The April night hummed with laughter and claps on the back. Soon we perceived the sound of the Aarsgard wagon, winding its way up our drive. We rushed outdoors in greeting as Aarsgard offspring spilled onto yard and porch. As our family welcomed family-to-be, I was torn between wanting to discuss wedding plans with the adults and the desire to linger a while longer in the realm of my childhood. After a moment’s deliberation, I scampered off to the barn, joining those oblivious to the ways of love.

On June 30, 1928, the belfry chimes of Christ’s Chapel pealed across the township of Coldwater, announcing Holly’s marriage to Flynn Aarsgard. From high noon until one o’clock, a chime tolled every sixty seconds, symbolizing the townspeople’s wish for sixty years of wedded bliss. Such was the tradition of our small community.

Two weeks after Holly’s wedding, my thirteenth birthday arrived, at the peak time of cotton season we called, “working from can-see to can’t.”

Like popcorn in Mama’s kettle, seedpods burst open, each boll releasing five locks of pure-white cotton. Overnight, Mr. Peavy’s green fields turned as white as the snow-capped mountains I’d viewed in Papa’s periodicals. To maintain high market value, Mr. Peavy harvested his cotton crop with haste, prompting a flood of pickers into his overripe fields. ’Twas a season in which we talked, breathed, and lived cotton.

Images of my family during cotton season remained engraved on my mind. They never changed.

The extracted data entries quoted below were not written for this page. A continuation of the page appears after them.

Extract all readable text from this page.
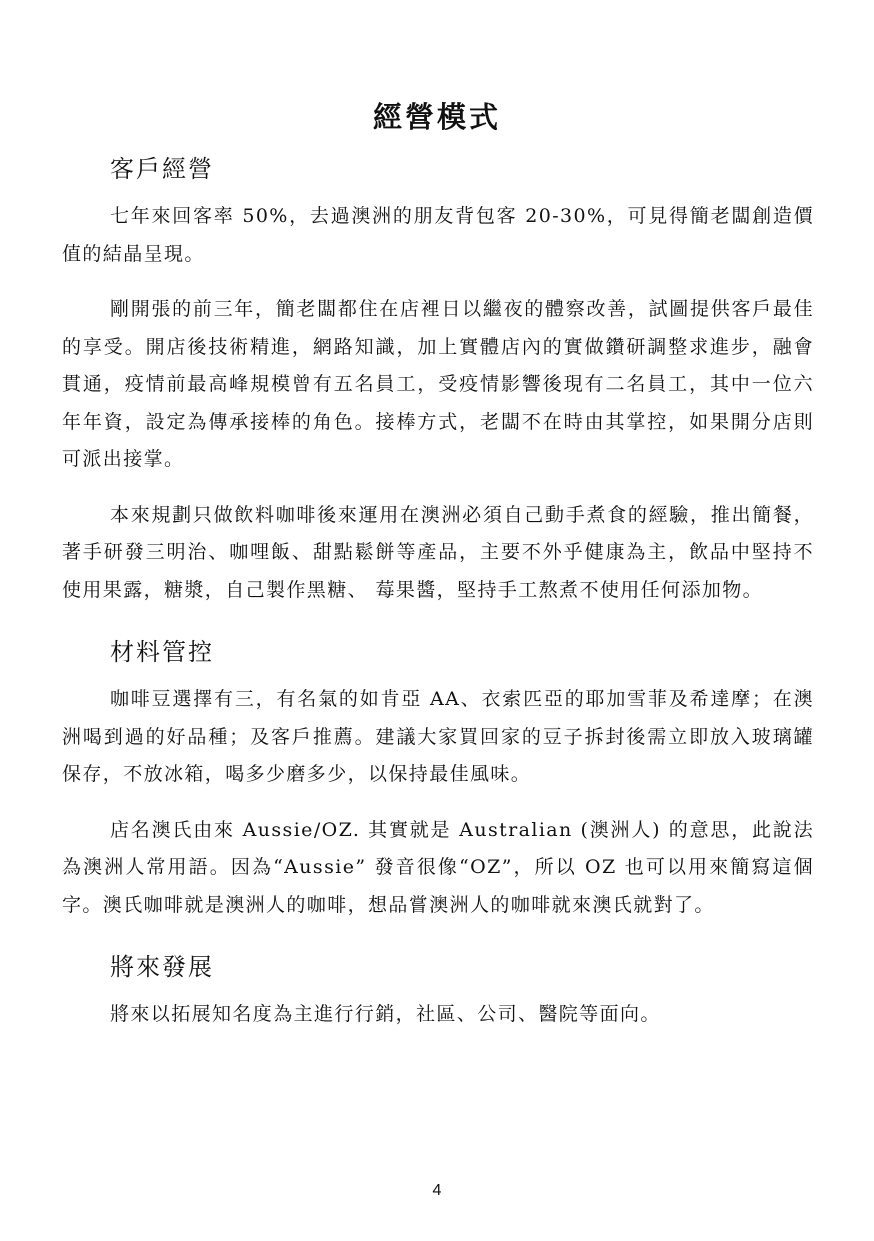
經營模式
客戶經營

七年來回客率 50%，去過澳洲的朋友背包客 20-30%，可見得簡老闆創造價值的結晶呈現。

剛開張的前三年，簡老闆都住在店裡日以繼夜的體察改善，試圖提供客戶最佳的享受。開店後技術精進，網路知識，加上實體店內的實做鑽研調整求進步，融會貫通，疫情前最高峰規模曾有五名員工，受疫情影響後現有二名員工，其中一位六年年資，設定為傳承接棒的角色。接棒方式，老闆不在時由其掌控，如果開分店則可派出接掌。

本來規劃只做飲料咖啡後來運用在澳洲必須自己動手煮食的經驗，推出簡餐，著手研發三明治、咖哩飯、甜點鬆餅等產品，主要不外乎健康為主，飲品中堅持不使用果露，糖漿，自己製作黑糖、 莓果醬，堅持手工熬煮不使用任何添加物。

材料管控

咖啡豆選擇有三，有名氣的如肯亞 AA、衣索匹亞的耶加雪菲及希達摩；在澳洲喝到過的好品種；及客戶推薦。建議大家買回家的豆子拆封後需立即放入玻璃罐保存，不放冰箱，喝多少磨多少，以保持最佳風味。

店名澳氏由來 Aussie/OZ. 其實就是 Australian (澳洲人) 的意思，此說法為澳洲人常用語。因為“Aussie” 發音很像“OZ”，所以 OZ 也可以用來簡寫這個字。澳氏咖啡就是澳洲人的咖啡，想品嘗澳洲人的咖啡就來澳氏就對了。

將來發展

將來以拓展知名度為主進行行銷，社區、公司、醫院等面向。

4
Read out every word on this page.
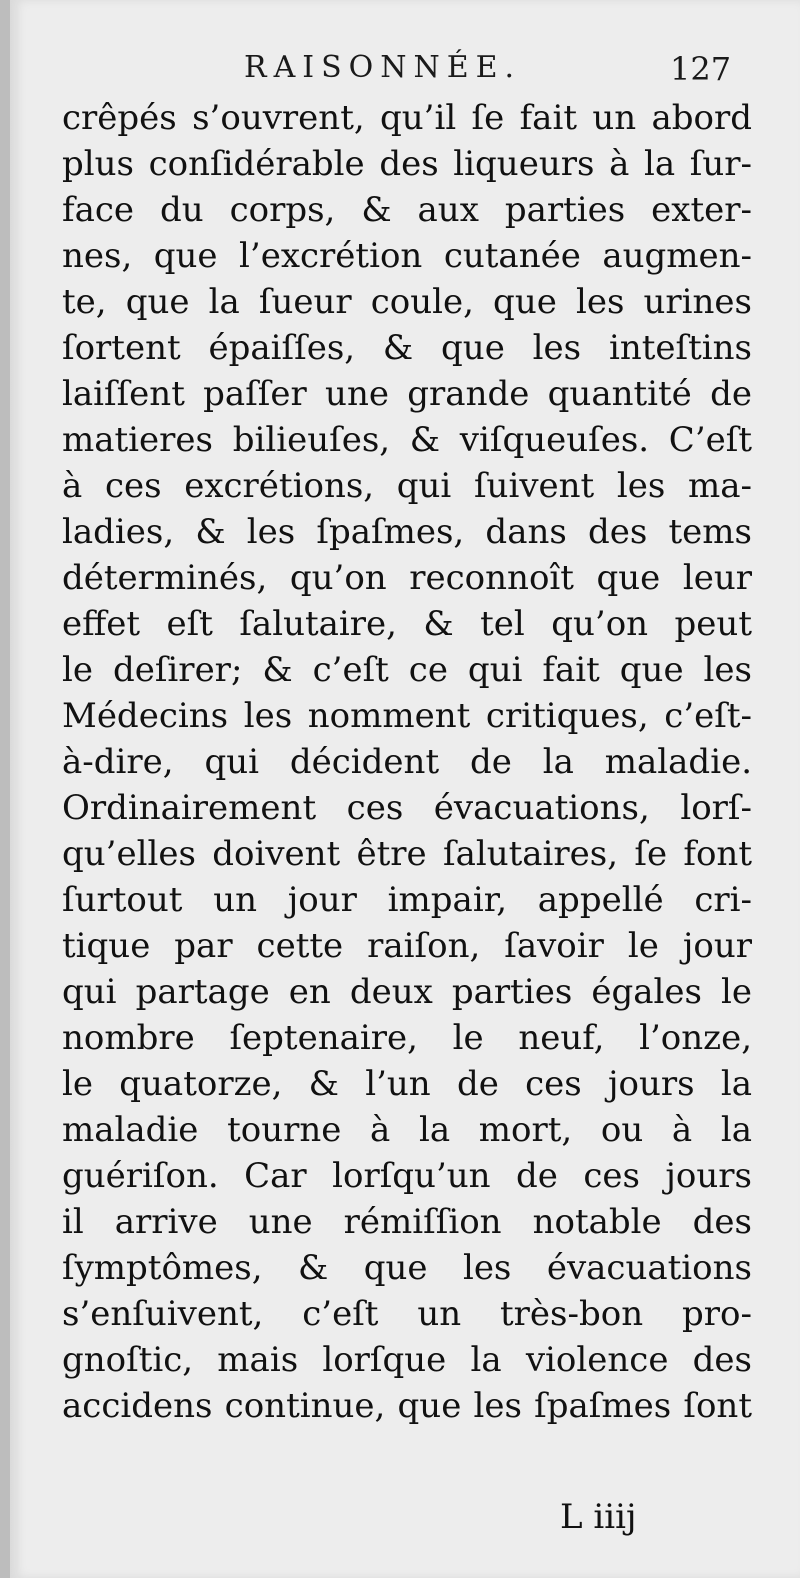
RAISONNÉE.	127
crêpés s’ouvrent, qu’il ſe fait un abord
plus conſidérable des liqueurs à la ſur-
face du corps, & aux parties exter-
nes, que l’excrétion cutanée augmen-
te, que la ſueur coule, que les urines
ſortent épaiſſes, & que les inteſtins
laiſſent paſſer une grande quantité de
matieres bilieuſes, & viſqueuſes. C’eſt
à ces excrétions, qui ſuivent les ma-
ladies, & les ſpaſmes, dans des tems
déterminés, qu’on reconnoît que leur
effet eſt ſalutaire, & tel qu’on peut
le deſirer; & c’eſt ce qui fait que les
Médecins les nomment critiques, c’eſt-
à-dire, qui décident de la maladie.
Ordinairement ces évacuations, lorſ-
qu’elles doivent être ſalutaires, ſe font
ſurtout un jour impair, appellé cri-
tique par cette raiſon, ſavoir le jour
qui partage en deux parties égales le
nombre ſeptenaire, le neuf, l’onze,
le quatorze, & l’un de ces jours la
maladie tourne à la mort, ou à la
guériſon. Car lorſqu’un de ces jours
il arrive une rémiſſion notable des
ſymptômes, & que les évacuations
s’enſuivent, c’eſt un très-bon pro-
gnoſtic, mais lorſque la violence des
accidens continue, que les ſpaſmes ſont
L iiij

At twilight, the twins and I habitually gathered at the kitchen window, making a game out of who could spy the family first. I thought of Papa and his brood as a troop of weary cotton soldiers, trudging home at dusk after a long day’s battle with the hot Texas sun. While the family made their way across washboard fields of ebony loam, I reheated supper and poured tall glasses of cool milk. And while my family tended swollen fingers, lacerated by razor-sharp cotton tines, I tamped down my guilt, for I was the sole adult in our family who didn’t sweat out each summer in Mr. Peavy’s cotton furnace.